No matter how much I slip up, I'm always reminded just how far I've come in changing my lifestyle. I think that's the key to successfully losing weight (and keeping it off). You can't treat it like a diet, you can't treat it as pass/fail. You just have to wake up every morning and know what your goals are. Live for them. Even if you're eating pizza and drinking beer with your family, you enjoy it but know in the back of your mind this means you'll be working even harder next week to reach your goals.

I remember telling a friend of mine, don’t think of it as an on/off switch…think of it more like a dimmer. Sometimes your motivation is a little low, your discipline a little weak, but don’t ever turn off. Accept the mood lighting and move on! Focus on turning up the dial, KEEP GOING.

I will always, always love food. I realized it this weekend when despite having developed incredible self-control, I still managed to go back home and eat the way I did as a kid. It was like I’d never eaten potato chips before, or a brownie…and if I didn’t eat it in that moment, the opportunity would never exist again. I wish I wasn’t so excited about food…It’s the most frustrating addiction or hobby or whatever you want to call it.

But while I shoveled brownies and chips and donuts and brats into my mouth, often “caught” by my boyfriend or little sister who would yell, “Lifestyle Fitness by Lindsay!” I realized it was okay because I am a different personBecause I knew this weekend didn’t define me and wasn’t going to trigger me to fall back into my old ways.

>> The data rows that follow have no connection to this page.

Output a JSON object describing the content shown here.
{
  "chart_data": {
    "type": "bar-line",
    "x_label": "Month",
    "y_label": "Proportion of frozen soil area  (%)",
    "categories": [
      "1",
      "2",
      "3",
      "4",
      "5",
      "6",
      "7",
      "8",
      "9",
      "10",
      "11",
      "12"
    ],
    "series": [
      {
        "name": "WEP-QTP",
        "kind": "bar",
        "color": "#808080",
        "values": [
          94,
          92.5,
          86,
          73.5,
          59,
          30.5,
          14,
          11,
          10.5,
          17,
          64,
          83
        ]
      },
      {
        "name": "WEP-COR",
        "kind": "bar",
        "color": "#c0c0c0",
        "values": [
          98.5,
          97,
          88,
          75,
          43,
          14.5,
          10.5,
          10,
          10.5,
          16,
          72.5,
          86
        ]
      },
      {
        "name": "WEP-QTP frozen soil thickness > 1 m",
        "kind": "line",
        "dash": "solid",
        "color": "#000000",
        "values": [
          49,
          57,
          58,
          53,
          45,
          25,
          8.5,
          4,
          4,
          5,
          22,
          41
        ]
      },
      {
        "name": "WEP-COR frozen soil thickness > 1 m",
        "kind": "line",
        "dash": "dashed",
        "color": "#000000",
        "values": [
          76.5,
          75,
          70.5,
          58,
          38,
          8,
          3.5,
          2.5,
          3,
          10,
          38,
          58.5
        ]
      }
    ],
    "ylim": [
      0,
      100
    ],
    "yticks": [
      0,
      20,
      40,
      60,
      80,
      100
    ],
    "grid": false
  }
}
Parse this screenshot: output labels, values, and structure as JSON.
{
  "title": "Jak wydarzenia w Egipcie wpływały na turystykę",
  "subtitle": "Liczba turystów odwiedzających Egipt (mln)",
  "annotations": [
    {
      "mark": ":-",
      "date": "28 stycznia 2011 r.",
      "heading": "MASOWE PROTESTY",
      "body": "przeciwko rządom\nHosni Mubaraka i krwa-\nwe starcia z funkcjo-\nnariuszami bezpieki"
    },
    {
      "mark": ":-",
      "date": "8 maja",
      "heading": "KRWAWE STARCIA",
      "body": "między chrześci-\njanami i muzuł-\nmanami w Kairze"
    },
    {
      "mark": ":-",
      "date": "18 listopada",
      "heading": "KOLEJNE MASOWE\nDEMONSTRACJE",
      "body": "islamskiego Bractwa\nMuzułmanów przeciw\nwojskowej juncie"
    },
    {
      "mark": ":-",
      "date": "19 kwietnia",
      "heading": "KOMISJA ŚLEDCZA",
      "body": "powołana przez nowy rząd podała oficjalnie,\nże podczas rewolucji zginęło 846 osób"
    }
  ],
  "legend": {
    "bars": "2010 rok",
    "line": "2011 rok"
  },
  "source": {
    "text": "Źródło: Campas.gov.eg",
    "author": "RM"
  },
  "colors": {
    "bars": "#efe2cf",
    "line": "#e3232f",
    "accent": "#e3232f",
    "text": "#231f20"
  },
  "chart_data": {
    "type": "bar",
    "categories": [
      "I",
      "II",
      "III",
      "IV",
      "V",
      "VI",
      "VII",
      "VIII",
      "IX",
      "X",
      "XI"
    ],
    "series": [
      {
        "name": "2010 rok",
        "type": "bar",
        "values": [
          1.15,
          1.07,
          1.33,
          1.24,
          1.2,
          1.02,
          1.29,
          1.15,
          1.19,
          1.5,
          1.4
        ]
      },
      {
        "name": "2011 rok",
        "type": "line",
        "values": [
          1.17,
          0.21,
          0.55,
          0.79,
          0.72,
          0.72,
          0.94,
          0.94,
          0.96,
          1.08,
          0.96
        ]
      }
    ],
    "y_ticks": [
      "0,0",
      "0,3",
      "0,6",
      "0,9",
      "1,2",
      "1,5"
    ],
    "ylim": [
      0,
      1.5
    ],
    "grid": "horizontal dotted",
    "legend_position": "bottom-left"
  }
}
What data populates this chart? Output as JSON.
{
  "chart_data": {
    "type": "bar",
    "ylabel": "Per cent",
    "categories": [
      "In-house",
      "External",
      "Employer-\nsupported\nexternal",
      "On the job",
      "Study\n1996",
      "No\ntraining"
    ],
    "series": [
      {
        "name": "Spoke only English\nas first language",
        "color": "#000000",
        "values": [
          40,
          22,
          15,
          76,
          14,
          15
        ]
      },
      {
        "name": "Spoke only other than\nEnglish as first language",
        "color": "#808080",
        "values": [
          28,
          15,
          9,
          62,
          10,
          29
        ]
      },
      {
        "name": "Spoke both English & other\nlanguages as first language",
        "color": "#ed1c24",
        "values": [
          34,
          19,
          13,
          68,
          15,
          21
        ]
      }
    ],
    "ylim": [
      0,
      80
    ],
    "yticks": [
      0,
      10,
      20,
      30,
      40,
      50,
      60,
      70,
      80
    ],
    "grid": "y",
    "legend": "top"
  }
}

Because even though I was kind of hungover from 3 vodka sodas, I got in a pretty decent workout Saturday morning. And even though I was exhausted after a weekend of travel and late nights, I ran 4 miles after work Monday and meal prepped for two hours.

“I’ve got goals to hit” is the mantra of this month. No matter what I did or didn’t do, I’m still here. I’m still plugging away. I’m still on track to winning my dietbet, I’m still on track to transforming my body and I’m still on track to living this way for the rest of my life.